Abstract

Molecular complexes of a fullerene analogue B12N12 with hydrogen halides (HCl, HBr, and HI) were studied with symmetry-adapted perturbation theory with density-functional theory applied for a description of monomers (SAPT(DFT)), Møller-Plesset theory to the second order (MP2), and its spin-component-scaled variant (SCS-MP2) in a limit of a complete basis set. For each halide five symmetry-distinct minimum structures of the complex have been found on the potential energy hypersurface, with interaction energies ranging from -6 to -18 kJ/mol. The natural bond orbital and the atom-in-molecules analysis of noncovalent bonds resulted in a division of these configurations into three categories: hydrogen-bonded, halogen-bonded, and those of a mixed type, involving simultaneously a hydrogen bonding and a π-hole bonding between halogen and boron atoms.

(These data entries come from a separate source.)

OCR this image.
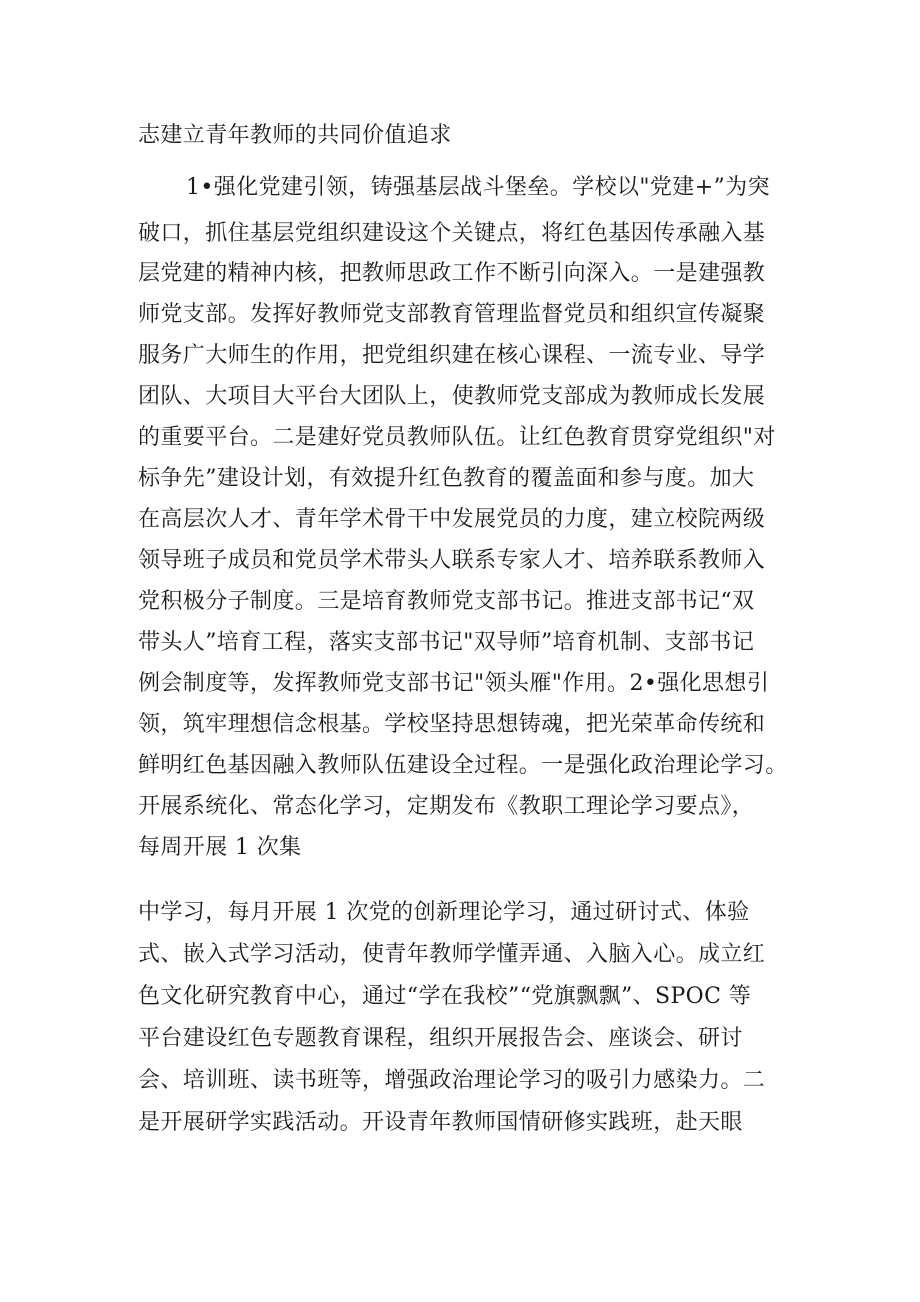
志建立青年教师的共同价值追求
1•强化党建引领，铸强基层战斗堡垒。学校以"党建+”为突
破口，抓住基层党组织建设这个关键点，将红色基因传承融入基
层党建的精神内核，把教师思政工作不断引向深入。一是建强教
师党支部。发挥好教师党支部教育管理监督党员和组织宣传凝聚
服务广大师生的作用，把党组织建在核心课程、一流专业、导学
团队、大项目大平台大团队上，使教师党支部成为教师成长发展
的重要平台。二是建好党员教师队伍。让红色教育贯穿党组织"对
标争先”建设计划，有效提升红色教育的覆盖面和参与度。加大
在高层次人才、青年学术骨干中发展党员的力度，建立校院两级
领导班子成员和党员学术带头人联系专家人才、培养联系教师入
党积极分子制度。三是培育教师党支部书记。推进支部书记“双
带头人”培育工程，落实支部书记"双导师”培育机制、支部书记
例会制度等，发挥教师党支部书记"领头雁"作用。2•强化思想引
领，筑牢理想信念根基。学校坚持思想铸魂，把光荣革命传统和
鲜明红色基因融入教师队伍建设全过程。一是强化政治理论学习。
开展系统化、常态化学习，定期发布《教职工理论学习要点》，
每周开展 1 次集
中学习，每月开展 1 次党的创新理论学习，通过研讨式、体验
式、嵌入式学习活动，使青年教师学懂弄通、入脑入心。成立红
色文化研究教育中心，通过“学在我校”“党旗飘飘”、SPOC 等
平台建设红色专题教育课程，组织开展报告会、座谈会、研讨
会、培训班、读书班等，增强政治理论学习的吸引力感染力。二
是开展研学实践活动。开设青年教师国情研修实践班，赴天眼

A comparison of various approaches for the calculation of interaction energies shows that the SCS-MP2 supermolecular method gives results which are in a close agreement with SAPT(DFT), while the MP2 interaction energies are systematically more negative than the SAPT values. The ability of the B12N12 nanocage to bind hydrogen halides through several active sites on its surface puts under question the selectivity of the binding necessary in crystal engineering, especially for the hydrogen bromide and hydrogen iodide cases, which show small differences in stabilization energies for their minimum structures. The directionality of noncovalent bonds is explained on grounds of the anisotropy of some SAPT components, like electrostatics and induction, as well as by the σ-hole and π-hole models.